Stell dir vor, der Staat überweist dir jeden Monat 1000 Euro – ohne dass du dafür auch nur einen Finger rühren musst. Die SPD liebäugelt mit der Idee. Kommt das Grundeinkommen bald nach Deutschland?

Die Debatte um das Grundeinkommen

Das Grundeinkommen ist eine sozialpolitische Idee, die weltweit leidenschaftlich diskutiert wird. Bislang drehte sich die Debatte vor allem um das sogenannte bedingungslose Grundeinkommen. Der Grundgedanke dahinter: Der Staat soll all seinen Bürgern ein geregeltes Einkommen auszahlen, unabhängig davon, ob sie einer Beschäftigung nachgehen. Andere Sozialleistungen wie das Arbeitslosengeld würden dafür entfallen.

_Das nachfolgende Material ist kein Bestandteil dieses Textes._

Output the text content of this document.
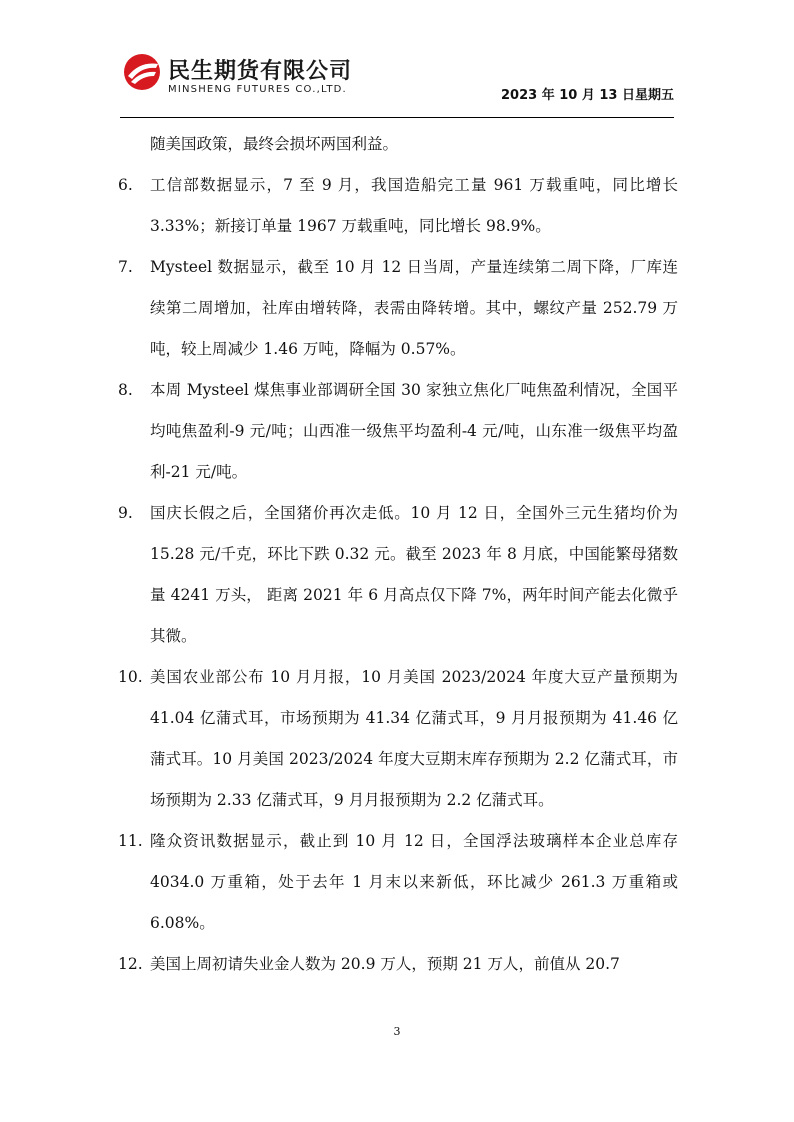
民生期货有限公司
MINSHENG FUTURES CO.,LTD.	2023 年 10 月 13 日星期五

随美国政策，最终会损坏两国利益。

6.	工信部数据显示，7 至 9 月，我国造船完工量 961 万载重吨，同比增长 3.33%；新接订单量 1967 万载重吨，同比增长 98.9%。
7.	Mysteel 数据显示，截至 10 月 12 日当周，产量连续第二周下降，厂库连续第二周增加，社库由增转降，表需由降转增。其中，螺纹产量 252.79 万吨，较上周减少 1.46 万吨，降幅为 0.57%。
8.	本周 Mysteel 煤焦事业部调研全国 30 家独立焦化厂吨焦盈利情况，全国平均吨焦盈利-9 元/吨；山西准一级焦平均盈利-4 元/吨，山东准一级焦平均盈利-21 元/吨。
9.	国庆长假之后，全国猪价再次走低。10 月 12 日，全国外三元生猪均价为 15.28 元/千克，环比下跌 0.32 元。截至 2023 年 8 月底，中国能繁母猪数量 4241 万头， 距离 2021 年 6 月高点仅下降 7%，两年时间产能去化微乎其微。
10. 美国农业部公布 10 月月报，10 月美国 2023/2024 年度大豆产量预期为 41.04 亿蒲式耳，市场预期为 41.34 亿蒲式耳，9 月月报预期为 41.46 亿蒲式耳。10 月美国 2023/2024 年度大豆期末库存预期为 2.2 亿蒲式耳，市场预期为 2.33 亿蒲式耳，9 月月报预期为 2.2 亿蒲式耳。
11. 隆众资讯数据显示，截止到 10 月 12 日，全国浮法玻璃样本企业总库存 4034.0 万重箱，处于去年 1 月末以来新低，环比减少 261.3 万重箱或 6.08%。
12. 美国上周初请失业金人数为 20.9 万人，预期 21 万人，前值从 20.7
3
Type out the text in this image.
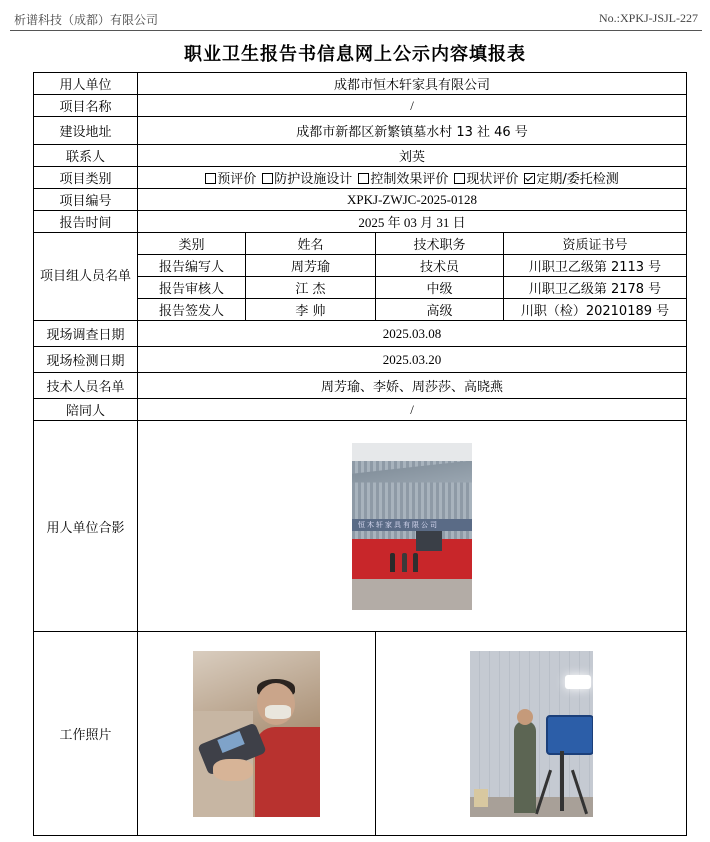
析谱科技（成都）有限公司	No.:XPKJ-JSJL-227
职业卫生报告书信息网上公示内容填报表
用人单位	成都市恒木轩家具有限公司			
项目名称	/			
建设地址	成都市新都区新繁镇墓水村 13 社 46 号			
联系人	刘英			
项目类别	预评价 防护设施设计 控制效果评价 现状评价 定期/委托检测			
项目编号	XPKJ-ZWJC-2025-0128			
报告时间	2025 年 03 月 31 日			
项目组人员名单	类别	姓名	技术职务	资质证书号
	报告编写人	周芳瑜	技术员	川职卫乙级第 2113 号
	报告审核人	江 杰	中级	川职卫乙级第 2178 号
	报告签发人	李 帅	高级	川职（检）20210189 号
现场调查日期	2025.03.08			
现场检测日期	2025.03.20			
技术人员名单	周芳瑜、李娇、周莎莎、高晓燕			
陪同人	/			
用人单位合影	恒木轩家具有限公司			

工作照片			
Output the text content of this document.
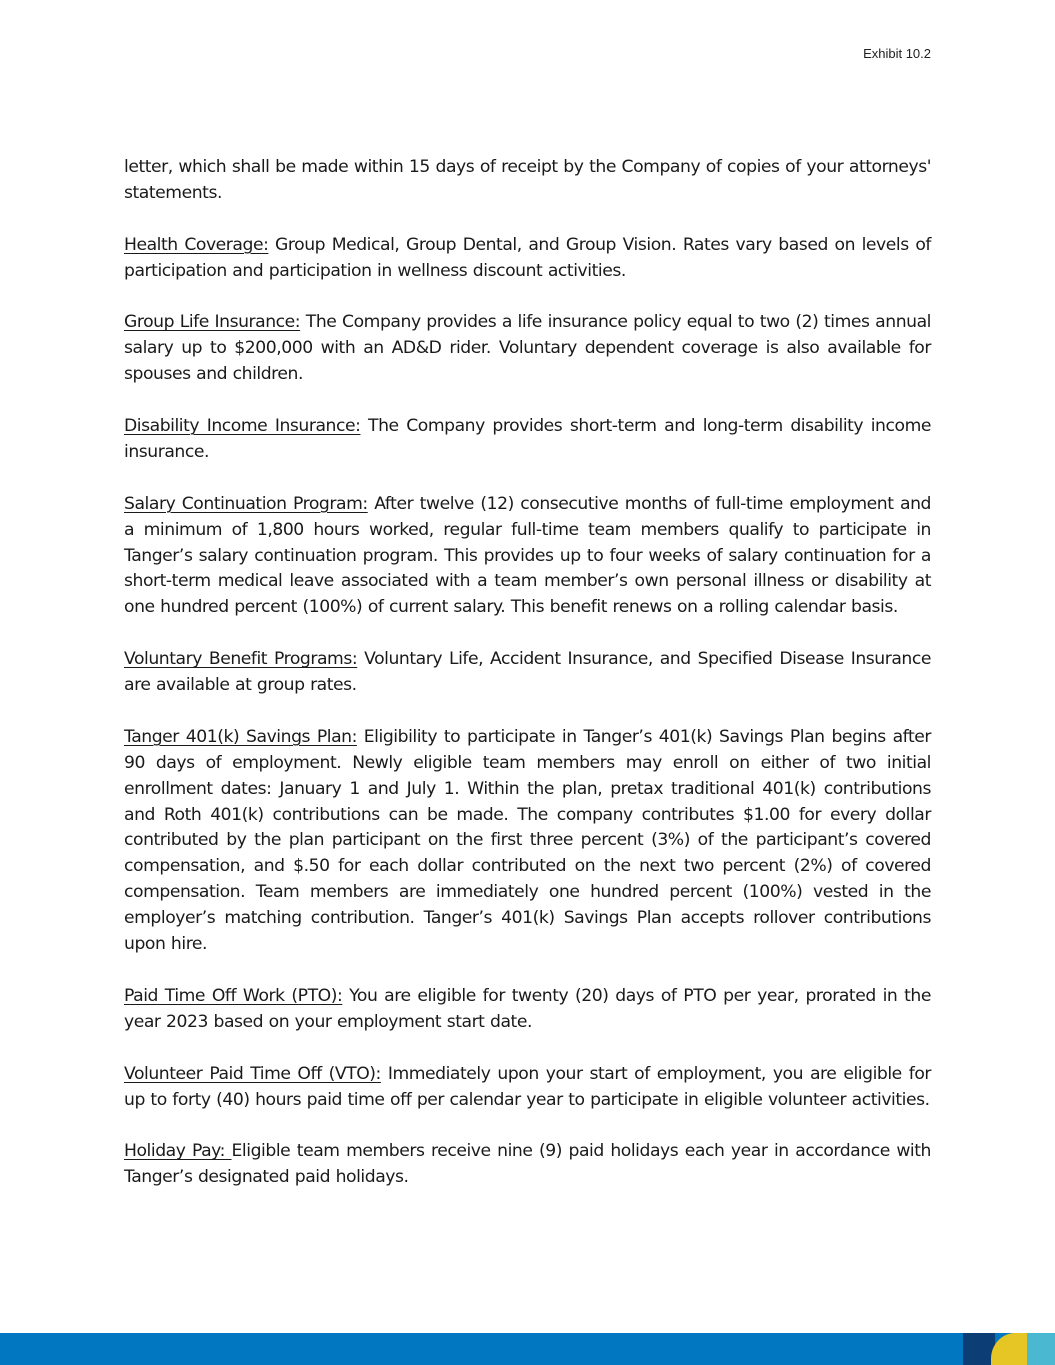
Exhibit 10.2

letter, which shall be made within 15 days of receipt by the Company of copies of your attorneys' statements.

Health Coverage: Group Medical, Group Dental, and Group Vision. Rates vary based on levels of participation and participation in wellness discount activities.

Group Life Insurance: The Company provides a life insurance policy equal to two (2) times annual salary up to $200,000 with an AD&D rider. Voluntary dependent coverage is also available for spouses and children.

Disability Income Insurance: The Company provides short-term and long-term disability income insurance.

Salary Continuation Program: After twelve (12) consecutive months of full-time employment and a minimum of 1,800 hours worked, regular full-time team members qualify to participate in Tanger’s salary continuation program. This provides up to four weeks of salary continuation for a short-term medical leave associated with a team member’s own personal illness or disability at one hundred percent (100%) of current salary. This benefit renews on a rolling calendar basis.

Voluntary Benefit Programs: Voluntary Life, Accident Insurance, and Specified Disease Insurance are available at group rates.

Tanger 401(k) Savings Plan: Eligibility to participate in Tanger’s 401(k) Savings Plan begins after 90 days of employment. Newly eligible team members may enroll on either of two initial enrollment dates: January 1 and July 1. Within the plan, pretax traditional 401(k) contributions and Roth 401(k) contributions can be made. The company contributes $1.00 for every dollar contributed by the plan participant on the first three percent (3%) of the participant’s covered compensation, and $.50 for each dollar contributed on the next two percent (2%) of covered compensation. Team members are immediately one hundred percent (100%) vested in the employer’s matching contribution. Tanger’s 401(k) Savings Plan accepts rollover contributions upon hire.

Paid Time Off Work (PTO): You are eligible for twenty (20) days of PTO per year, prorated in the year 2023 based on your employment start date.

Volunteer Paid Time Off (VTO): Immediately upon your start of employment, you are eligible for up to forty (40) hours paid time off per calendar year to participate in eligible volunteer activities.

Holiday Pay: Eligible team members receive nine (9) paid holidays each year in accordance with Tanger’s designated paid holidays.
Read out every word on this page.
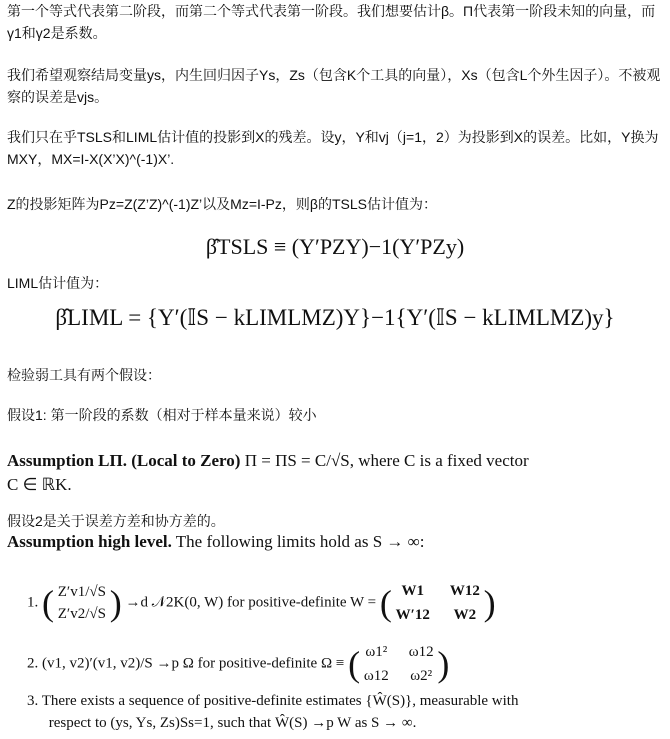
第一个等式代表第二阶段，而第二个等式代表第一阶段。我们想要估计β。Π代表第一阶段未知的向量，而γ1和γ2是系数。
我们希望观察结局变量ys，内生回归因子Ys，Zs（包含K个工具的向量），Xs（包含L个外生因子）。不被观察的误差是vjs。
我们只在乎TSLS和LIML估计值的投影到X的残差。设y，Y和vj（j=1，2）为投影到X的误差。比如，Y换为MXY，MX=I-X(X’X)^(-1)X’.
Z的投影矩阵为Pz=Z(Z’Z)^(-1)Z’以及Mz=I-Pz，则β的TSLS估计值为：
β̂TSLS ≡ (Y′PZY)−1(Y′PZy)
LIML估计值为：
β̂LIML = {Y′(𝕀S − kLIMLMZ)Y}−1{Y′(𝕀S − kLIMLMZ)y}
检验弱工具有两个假设：
假设1: 第一阶段的系数（相对于样本量来说）较小
Assumption LΠ. (Local to Zero) Π = ΠS = C/√S, where C is a fixed vector
C ∈ ℝK.
假设2是关于误差方差和协方差的。
Assumption high level. The following limits hold as S → ∞:
1. ( Z′v1/√S
Z′v2/√S ) →d 𝒩2K(0, W) for positive-definite W = ( W1	W12
W′12 W2 )
2. (v1, v2)′(v1, v2)/S →p Ω for positive-definite Ω ≡ ( ω1² ω12
ω12 ω2² )
3. There exists a sequence of positive-definite estimates {Ŵ(S)}, measurable with
respect to (ys, Ys, Zs)Ss=1, such that Ŵ(S) →p W as S → ∞.
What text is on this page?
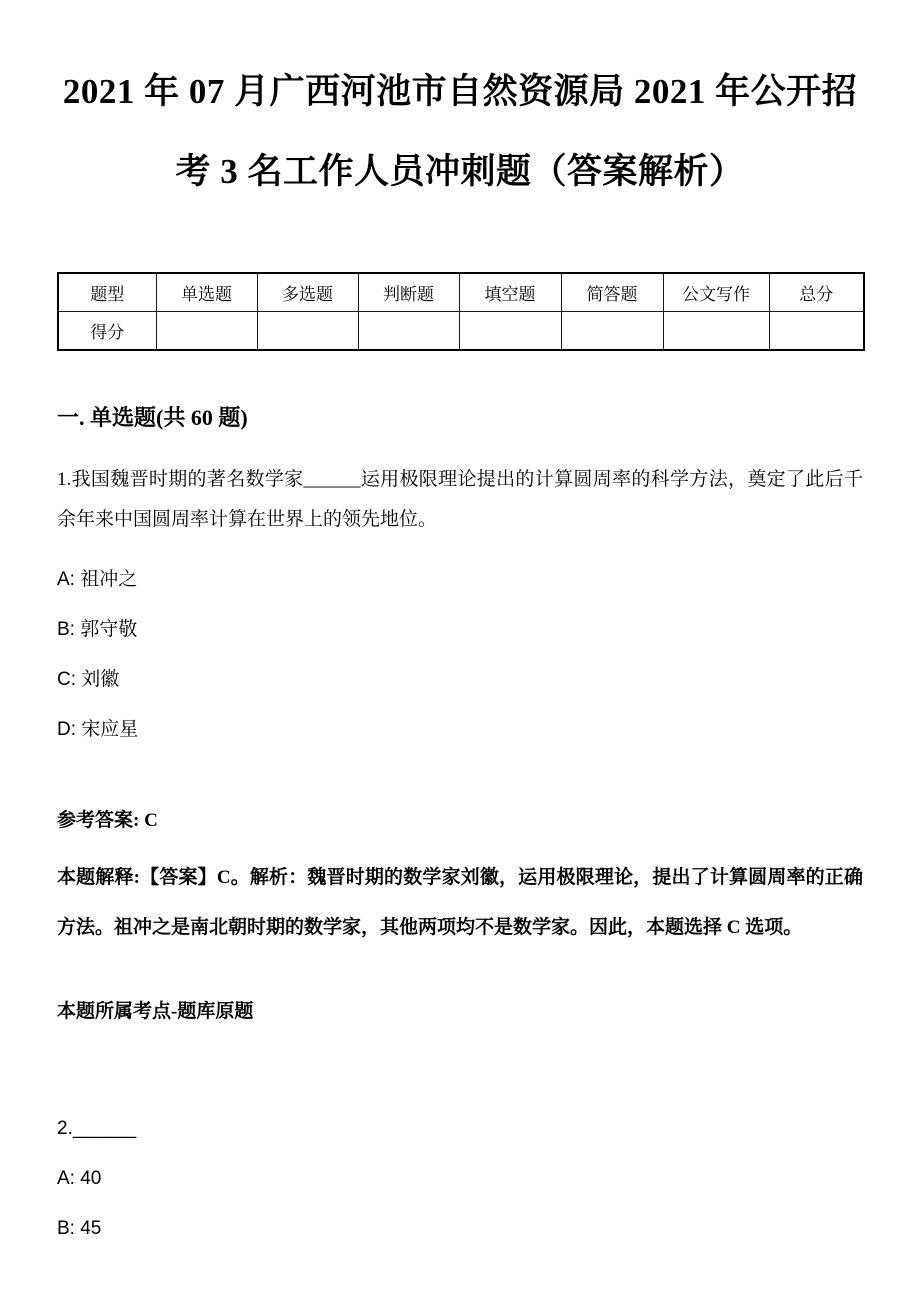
2021 年 07 月广西河池市自然资源局 2021 年公开招考 3 名工作人员冲刺题（答案解析）
题型	单选题	多选题	判断题	填空题	简答题	公文写作	总分
得分							
一. 单选题(共 60 题)
1.我国魏晋时期的著名数学家______运用极限理论提出的计算圆周率的科学方法，奠定了此后千余年来中国圆周率计算在世界上的领先地位。
A: 祖冲之
B: 郭守敬
C: 刘徽
D: 宋应星
参考答案: C
本题解释:【答案】C。解析：魏晋时期的数学家刘徽，运用极限理论，提出了计算圆周率的正确方法。祖冲之是南北朝时期的数学家，其他两项均不是数学家。因此，本题选择 C 选项。
本题所属考点-题库原题
2.______
A: 40
B: 45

Der Vorschlag ist politisch umstritten: Die Befürworter sehen darin eine sozial gerechte Absicherung, die es allen Bürgern ermöglicht, ihre Kreativität frei von finanziellen Zwängen zu entfalten. Manche halten es sogar für die einzig richtige Antwort auf den Wegfall von Arbeitsplätzen durch die Digitalisierung. Die Gegner verweisen darauf, dass das (bedingungslose) Grundeinkommen den Menschen den Anreiz zur Arbeit nehme, unfinanzierbar sei und darüber hinaus neue Ungerechtigkeiten schaffe: Denn ein Grundeinkommen durch den Staat würde nicht nur die Krankenschwester, sondern auch der Millionär erhalten. Der oberste deutsche Gewerkschaftler, DGB-Chef Reiner Hoffmann, bezeichnete das bedingungslose Grundeinkommen dementsprechend als „Stillhalteprämie“ und „absolute Fehlorientierung“.

Warum schlägt die SPD ein Grundeinkommensjahr vor?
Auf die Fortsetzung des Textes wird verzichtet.